I'm having trouble understanding why the logistic map becomes unstable when $$\lvert df(x^*)/dx\rvert=1,$$ where $x^*$ are the fixed points of $f(x)=rx(1-x)=x$.
I have read that it can be seen from cobweb diagrams but I don't really understand it.
Any help would be appreciated, thanks.
A fixed point $x^*$ of a differentiable map $f$ is unstable if $|f'(x^*)| > 1$, and asymptotically stable if $|f'(x^*)| < 1$, because if $x_n$ is near $x^*$ and $x_{n+1} = f(x_n)$,
$$ x_{n+1} - x^* = f(x_n) - f(x^*) \approx f'(x^*) (x_n - x^*) $$
EDIT: Suppose $|f'(x^*)| > 1$. If $x_n$ is close to $x^*$ (but not exactly equal), this says $x_{n+1}$ is farther from $x^*$ than $x_n$ is. So in this case the fixed point is unstable: from a starting point close to the fixed point, you go farther and farther away. Conversely, if $|f'(x^*)| < 1$ and your starting point is close to $x^*$, you get closer and closer: the fixed point is asymptotically stable.

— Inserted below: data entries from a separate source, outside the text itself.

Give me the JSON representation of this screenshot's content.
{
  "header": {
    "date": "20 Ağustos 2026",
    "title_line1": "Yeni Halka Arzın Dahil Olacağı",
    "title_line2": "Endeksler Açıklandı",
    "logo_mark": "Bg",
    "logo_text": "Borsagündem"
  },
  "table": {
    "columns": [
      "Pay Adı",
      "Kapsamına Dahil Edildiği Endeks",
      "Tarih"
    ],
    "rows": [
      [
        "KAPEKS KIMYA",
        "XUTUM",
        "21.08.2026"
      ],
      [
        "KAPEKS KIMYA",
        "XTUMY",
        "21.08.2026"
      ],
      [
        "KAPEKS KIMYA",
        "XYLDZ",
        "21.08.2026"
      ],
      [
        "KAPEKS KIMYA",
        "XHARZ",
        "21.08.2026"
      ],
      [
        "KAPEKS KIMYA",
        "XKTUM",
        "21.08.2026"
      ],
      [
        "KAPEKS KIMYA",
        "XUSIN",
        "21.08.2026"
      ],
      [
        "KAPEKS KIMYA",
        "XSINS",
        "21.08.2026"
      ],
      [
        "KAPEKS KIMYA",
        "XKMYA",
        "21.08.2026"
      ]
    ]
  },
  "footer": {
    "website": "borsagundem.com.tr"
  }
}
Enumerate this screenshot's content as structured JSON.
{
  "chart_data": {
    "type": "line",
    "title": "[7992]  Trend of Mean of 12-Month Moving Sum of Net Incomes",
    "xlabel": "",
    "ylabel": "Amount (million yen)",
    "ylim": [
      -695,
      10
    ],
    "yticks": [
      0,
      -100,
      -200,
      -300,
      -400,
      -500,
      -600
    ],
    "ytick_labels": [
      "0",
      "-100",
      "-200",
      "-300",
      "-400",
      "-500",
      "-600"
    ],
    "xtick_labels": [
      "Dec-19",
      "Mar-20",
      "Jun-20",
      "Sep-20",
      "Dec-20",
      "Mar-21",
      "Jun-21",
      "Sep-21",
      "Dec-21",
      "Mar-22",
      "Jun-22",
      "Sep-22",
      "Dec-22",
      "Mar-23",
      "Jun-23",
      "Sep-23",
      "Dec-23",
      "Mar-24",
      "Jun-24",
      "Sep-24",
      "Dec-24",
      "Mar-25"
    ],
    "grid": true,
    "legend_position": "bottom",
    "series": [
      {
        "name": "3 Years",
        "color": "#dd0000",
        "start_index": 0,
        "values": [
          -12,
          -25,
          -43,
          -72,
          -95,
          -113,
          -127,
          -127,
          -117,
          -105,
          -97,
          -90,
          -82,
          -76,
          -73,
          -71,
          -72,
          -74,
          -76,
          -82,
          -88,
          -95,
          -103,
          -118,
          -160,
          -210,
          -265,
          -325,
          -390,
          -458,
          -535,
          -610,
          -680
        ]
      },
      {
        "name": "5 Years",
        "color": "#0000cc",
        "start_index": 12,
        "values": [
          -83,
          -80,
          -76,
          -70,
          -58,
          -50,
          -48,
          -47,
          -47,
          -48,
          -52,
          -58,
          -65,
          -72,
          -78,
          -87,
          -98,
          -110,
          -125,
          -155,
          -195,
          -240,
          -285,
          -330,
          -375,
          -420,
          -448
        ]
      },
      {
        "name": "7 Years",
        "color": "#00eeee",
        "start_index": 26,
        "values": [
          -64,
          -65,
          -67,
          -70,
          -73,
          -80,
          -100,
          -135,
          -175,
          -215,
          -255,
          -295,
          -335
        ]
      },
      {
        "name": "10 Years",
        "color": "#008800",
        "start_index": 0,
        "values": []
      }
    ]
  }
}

If your map depends analytically on a parameter $r$ and you vary $r$, $|f'(x^*)|$ will vary continuously. Thus if you pass from a region where $x^*$ is stable to one where it is unstable (or vice versa), $|f'(x^*)|=1$ at the transition point.
It is possible in principle to have $|f'(x^*)| = 1$ at a certain $r$ and $<1$ on both sides of $r$, or $> 1$ on both sides of $r$, so $|f'(x^*)|=1$ doesn't necessarily signal a transition between stable and unstable.